Petrolio, l'Iran è davvero "vicino al collasso" per la guerra (come dice Trump)?
Teheran avrebbe chiesto al presidente Usa di "aprire lo Stretto di Hormuz" il prima possibile, incapace di sopravvivere ancora a lungo agli effetti del blocco navale americano. La situazione è davvero così difficile? Anche di questo si è parlato nella puntata di "Numeri", approfondimento di Sky TG24, del 28 aprile
TRUMP: "IRAN VICINO AL COLLASSO"
- Stando a quanto dichiarato da Donald Trump, l'Iran ha informato gli Stati Uniti di essere vicino a "uno stato di collasso", chiedendo quindi di "aprire lo Stretto di Hormuz" il prima possibile e mettere fine al blocco navale americano. La situazione in cui versa Teheran è davvero così difficile? Anche di questo si è parlato nella puntata di Numeri, approfondimento di Sky TG24, del 28 aprile.
L'IRAN VERSO IL BLOCCO DELLA PRODUZIONE DI PETROLIO
- In parte sì, ha ragione Trump. Non potendo più vendere all’estero il proprio petrolio, visto che quasi tutte le navi esportatrici sono state intercettate dal blocco navale americano, l’Iran ha i serbatoi che stanno per raggiungere la capienza massima. Secondo gli analisti entro due o tre settimane Teheran dovrà così smettere di produrre greggio.

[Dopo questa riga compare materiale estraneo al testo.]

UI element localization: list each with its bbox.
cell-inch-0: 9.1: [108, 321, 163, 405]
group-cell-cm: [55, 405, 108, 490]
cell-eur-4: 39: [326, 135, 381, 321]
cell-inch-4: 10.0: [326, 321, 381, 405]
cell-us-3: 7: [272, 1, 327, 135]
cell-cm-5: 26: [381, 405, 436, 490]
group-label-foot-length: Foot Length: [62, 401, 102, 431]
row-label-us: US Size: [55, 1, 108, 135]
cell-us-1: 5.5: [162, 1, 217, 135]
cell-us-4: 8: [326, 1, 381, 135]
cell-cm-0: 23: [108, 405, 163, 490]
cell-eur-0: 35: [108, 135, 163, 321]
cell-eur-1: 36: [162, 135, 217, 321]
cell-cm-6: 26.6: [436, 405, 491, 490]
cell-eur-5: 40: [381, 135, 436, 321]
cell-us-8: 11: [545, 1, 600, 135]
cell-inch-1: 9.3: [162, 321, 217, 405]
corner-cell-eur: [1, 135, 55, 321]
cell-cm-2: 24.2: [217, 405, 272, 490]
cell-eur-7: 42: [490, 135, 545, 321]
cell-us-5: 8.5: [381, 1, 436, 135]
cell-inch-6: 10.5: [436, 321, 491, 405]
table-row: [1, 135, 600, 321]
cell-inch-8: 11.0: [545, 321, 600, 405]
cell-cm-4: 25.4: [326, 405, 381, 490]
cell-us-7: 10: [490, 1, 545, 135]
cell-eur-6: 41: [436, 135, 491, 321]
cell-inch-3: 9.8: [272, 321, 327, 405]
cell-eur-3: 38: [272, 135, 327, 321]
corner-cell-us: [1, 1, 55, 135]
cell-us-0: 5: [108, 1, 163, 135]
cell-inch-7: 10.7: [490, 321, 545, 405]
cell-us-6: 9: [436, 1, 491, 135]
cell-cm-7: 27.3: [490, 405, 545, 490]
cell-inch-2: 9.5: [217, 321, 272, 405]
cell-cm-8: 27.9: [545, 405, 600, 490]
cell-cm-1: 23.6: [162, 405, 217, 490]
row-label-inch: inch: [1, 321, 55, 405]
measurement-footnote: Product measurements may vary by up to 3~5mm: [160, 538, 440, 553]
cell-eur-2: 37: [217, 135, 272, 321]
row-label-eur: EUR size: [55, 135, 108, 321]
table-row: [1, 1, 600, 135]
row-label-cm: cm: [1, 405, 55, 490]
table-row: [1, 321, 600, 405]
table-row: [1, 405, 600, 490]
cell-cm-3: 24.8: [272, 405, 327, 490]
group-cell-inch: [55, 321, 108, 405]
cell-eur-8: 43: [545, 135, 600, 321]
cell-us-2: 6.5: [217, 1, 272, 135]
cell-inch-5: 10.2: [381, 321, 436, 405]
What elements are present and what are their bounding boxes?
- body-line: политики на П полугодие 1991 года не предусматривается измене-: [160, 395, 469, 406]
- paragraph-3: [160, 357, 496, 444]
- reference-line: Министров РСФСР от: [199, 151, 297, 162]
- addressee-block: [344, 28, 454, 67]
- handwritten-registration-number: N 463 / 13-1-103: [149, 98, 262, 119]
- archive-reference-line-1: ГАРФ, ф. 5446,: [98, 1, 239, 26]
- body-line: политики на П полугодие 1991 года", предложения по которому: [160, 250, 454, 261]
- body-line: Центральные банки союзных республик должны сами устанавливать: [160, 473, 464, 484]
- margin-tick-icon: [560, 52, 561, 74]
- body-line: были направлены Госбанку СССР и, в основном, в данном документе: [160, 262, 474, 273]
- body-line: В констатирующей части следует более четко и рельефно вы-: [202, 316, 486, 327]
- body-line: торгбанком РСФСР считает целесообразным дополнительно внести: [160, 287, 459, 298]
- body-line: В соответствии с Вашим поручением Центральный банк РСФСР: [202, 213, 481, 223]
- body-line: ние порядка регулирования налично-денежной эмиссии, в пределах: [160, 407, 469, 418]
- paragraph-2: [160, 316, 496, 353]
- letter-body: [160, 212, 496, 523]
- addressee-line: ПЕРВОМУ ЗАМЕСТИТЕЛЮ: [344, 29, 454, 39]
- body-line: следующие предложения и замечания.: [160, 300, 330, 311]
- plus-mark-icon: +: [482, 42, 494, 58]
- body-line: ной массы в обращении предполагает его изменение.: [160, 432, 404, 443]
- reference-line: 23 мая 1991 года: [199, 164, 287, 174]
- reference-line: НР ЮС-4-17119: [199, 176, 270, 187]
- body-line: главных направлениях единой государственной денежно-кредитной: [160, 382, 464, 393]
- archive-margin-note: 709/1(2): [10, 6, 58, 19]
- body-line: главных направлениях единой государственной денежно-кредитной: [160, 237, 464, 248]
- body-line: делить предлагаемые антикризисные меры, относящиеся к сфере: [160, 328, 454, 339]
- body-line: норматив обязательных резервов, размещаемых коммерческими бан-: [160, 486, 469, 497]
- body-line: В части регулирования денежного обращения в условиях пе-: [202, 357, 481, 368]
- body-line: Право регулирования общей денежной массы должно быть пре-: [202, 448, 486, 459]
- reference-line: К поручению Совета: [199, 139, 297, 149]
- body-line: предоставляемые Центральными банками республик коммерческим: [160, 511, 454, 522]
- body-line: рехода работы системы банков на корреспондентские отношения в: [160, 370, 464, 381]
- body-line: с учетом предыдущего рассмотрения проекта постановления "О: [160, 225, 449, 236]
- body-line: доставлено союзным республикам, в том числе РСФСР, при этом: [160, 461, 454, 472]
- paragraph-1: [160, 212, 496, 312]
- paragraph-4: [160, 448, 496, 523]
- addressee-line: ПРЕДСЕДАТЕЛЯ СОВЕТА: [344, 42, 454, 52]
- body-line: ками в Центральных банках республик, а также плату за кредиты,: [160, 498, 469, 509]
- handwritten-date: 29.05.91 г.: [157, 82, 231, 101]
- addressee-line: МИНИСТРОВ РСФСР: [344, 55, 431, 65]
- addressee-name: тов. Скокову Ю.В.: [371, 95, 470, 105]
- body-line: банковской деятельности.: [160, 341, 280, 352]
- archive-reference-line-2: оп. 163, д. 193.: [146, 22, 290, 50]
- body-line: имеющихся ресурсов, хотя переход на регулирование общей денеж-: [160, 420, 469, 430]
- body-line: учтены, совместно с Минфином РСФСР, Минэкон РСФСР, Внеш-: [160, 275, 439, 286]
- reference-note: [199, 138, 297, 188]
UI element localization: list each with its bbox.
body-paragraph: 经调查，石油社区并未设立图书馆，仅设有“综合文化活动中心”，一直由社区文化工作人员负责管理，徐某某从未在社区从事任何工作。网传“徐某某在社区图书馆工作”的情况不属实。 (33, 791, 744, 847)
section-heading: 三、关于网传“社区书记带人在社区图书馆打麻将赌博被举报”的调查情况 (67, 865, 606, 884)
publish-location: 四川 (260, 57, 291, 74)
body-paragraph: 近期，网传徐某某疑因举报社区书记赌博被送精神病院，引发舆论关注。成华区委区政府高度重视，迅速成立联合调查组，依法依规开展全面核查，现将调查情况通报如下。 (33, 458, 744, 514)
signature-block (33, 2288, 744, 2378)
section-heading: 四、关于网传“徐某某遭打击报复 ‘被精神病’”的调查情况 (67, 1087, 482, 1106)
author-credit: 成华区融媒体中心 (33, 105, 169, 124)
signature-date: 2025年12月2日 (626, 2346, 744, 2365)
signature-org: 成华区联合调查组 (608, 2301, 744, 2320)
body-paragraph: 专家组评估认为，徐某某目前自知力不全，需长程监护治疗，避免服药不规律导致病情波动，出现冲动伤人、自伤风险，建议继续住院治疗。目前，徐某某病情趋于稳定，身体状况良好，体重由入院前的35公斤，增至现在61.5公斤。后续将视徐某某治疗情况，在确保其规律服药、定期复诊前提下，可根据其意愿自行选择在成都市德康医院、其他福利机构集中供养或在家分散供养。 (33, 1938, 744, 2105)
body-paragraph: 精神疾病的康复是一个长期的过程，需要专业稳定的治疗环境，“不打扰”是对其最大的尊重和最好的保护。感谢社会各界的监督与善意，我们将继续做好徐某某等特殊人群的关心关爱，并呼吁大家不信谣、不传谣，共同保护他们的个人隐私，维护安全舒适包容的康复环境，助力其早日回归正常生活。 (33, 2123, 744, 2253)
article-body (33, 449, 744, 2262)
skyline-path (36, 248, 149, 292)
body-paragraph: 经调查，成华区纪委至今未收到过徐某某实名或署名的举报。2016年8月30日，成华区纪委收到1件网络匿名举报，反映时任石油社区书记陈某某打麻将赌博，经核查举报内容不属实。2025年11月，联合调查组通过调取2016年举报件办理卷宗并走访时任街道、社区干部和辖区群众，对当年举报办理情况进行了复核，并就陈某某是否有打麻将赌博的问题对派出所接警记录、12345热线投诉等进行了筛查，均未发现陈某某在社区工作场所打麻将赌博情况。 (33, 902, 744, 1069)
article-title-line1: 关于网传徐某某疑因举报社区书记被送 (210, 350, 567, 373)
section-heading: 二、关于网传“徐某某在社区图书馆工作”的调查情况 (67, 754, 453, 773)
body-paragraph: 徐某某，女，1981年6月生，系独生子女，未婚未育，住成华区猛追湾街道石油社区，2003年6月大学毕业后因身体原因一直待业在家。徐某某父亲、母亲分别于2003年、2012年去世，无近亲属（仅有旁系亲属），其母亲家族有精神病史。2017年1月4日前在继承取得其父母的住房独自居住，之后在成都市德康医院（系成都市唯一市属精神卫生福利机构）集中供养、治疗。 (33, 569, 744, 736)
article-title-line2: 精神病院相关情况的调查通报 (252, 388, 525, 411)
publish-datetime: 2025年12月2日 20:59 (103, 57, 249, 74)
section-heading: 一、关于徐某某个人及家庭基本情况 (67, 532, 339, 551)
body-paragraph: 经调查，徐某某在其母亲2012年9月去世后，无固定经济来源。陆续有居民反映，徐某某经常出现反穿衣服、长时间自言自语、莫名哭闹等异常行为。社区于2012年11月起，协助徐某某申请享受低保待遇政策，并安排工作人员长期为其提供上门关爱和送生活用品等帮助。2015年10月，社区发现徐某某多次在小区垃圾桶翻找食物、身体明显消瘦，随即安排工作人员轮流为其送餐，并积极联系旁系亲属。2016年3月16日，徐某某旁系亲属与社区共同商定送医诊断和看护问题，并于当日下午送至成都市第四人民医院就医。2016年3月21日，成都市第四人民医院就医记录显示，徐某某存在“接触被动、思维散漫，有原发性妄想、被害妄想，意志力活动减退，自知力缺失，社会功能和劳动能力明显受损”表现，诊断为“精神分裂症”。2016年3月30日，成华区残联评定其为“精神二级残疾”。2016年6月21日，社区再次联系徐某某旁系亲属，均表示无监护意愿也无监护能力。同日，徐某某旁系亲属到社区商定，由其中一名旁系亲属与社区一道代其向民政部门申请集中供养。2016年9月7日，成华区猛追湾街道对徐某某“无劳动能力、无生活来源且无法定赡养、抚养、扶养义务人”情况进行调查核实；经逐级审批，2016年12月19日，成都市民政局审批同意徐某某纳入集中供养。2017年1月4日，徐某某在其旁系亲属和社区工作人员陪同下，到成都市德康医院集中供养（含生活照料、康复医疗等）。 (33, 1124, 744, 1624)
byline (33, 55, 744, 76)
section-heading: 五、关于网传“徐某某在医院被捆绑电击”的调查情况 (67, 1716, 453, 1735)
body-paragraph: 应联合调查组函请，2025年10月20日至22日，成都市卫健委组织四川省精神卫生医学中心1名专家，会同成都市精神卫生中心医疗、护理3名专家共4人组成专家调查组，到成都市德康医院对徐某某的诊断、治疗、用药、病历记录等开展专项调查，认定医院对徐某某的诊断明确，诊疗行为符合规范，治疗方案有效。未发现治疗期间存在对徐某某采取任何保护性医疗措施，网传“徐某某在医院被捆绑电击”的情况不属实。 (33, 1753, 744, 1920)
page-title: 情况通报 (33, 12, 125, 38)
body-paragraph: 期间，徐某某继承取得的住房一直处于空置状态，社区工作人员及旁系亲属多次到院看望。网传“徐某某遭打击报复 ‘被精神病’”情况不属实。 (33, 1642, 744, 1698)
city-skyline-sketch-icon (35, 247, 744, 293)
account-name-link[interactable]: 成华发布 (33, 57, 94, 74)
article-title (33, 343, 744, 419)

IL CROLLO DELL'EXPORT DI PETROLIO IRANIANO
- Da febbraio ad aprile le esportazioni di petrolio iraniano sono crollate, passando da 2,2 a 1,4 milioni di barili al giorno.
CALA ANCHE LA PRODUZIONE
- Gli esperti stimano che lo stesso trend seguirà anche la produzione nelle prossime settimane, arrivando a 2 milioni di barili al giorno (contro i 3,2 di aprile e i 3,7 di marzo).
LE PERDITE CAUSATE DAL BLOCCO NAVALE USA
- Tutto questo si traduce in perdite economiche ingenti, fino a 250 milioni di dollari al giorno, che però si concretizzerebbero soltanto tra tre o quattro mesi, perché nel frattempo le petroliere in mare hanno raggiunto o stanno per raggiungere i propri acquirenti. Inoltre, i pagamenti arrivano nell’arco di altri uno o due mesi, quindi ora ne stanno ancora entrando nelle casse iraniane.
GLI EMIRATI LASCIANO L'OPEC
- In questo quadro è interessante sottolineare anche l'uscita degli Emirati dall'Opec e dall'Opec+, i gruppi dei grandi Paesi produttori di petrolio. Cosa significa? Che non saranno più obbligati a mantenere il livello di produzione sotto una certa soglia a scopo anti-concorrenziale. L'uscita spingerà quindi sui propri interessi nazionali e punta a soddisfare la domanda in continua evoluzione.
IN ITALIA SCADE IL TAGLIO DELLE ACCISE
- Quello che succederà nelle prossime settimane influirà direttamente sul prezzo dei carburanti in tutto il mondo, Italia compresa. Da sottolineare che nella notte tra l'1 e il 2 maggio scadrà il taglio sulle accise, l'intervento principale messo in campo dal governo per mitigare i rialzi dei prezzi, che per essere prorogato richiederebbe però altri 400 milioni di euro al mese.
VERSO NUOVI RIALZI?
- Senza un intervento sembra scontato che i costi tornino a lievitare.
DA HORMUZ PASSA UNA NAVE METANIERA
- Sotto altro profilo, va sottolineato che dallo Stretto di Hormuz ancora sigillato è passata la prima nave metaniera, cioè che trasportava gas naturale liquefatto, partita dagli Emirati Arabi e diretta verso la Cina. Era ferma nel Golfo Persico da due mesi. Questa è una novità che potrebbe far ben sperare, anche se almeno un’altra decina per ora restano bloccate.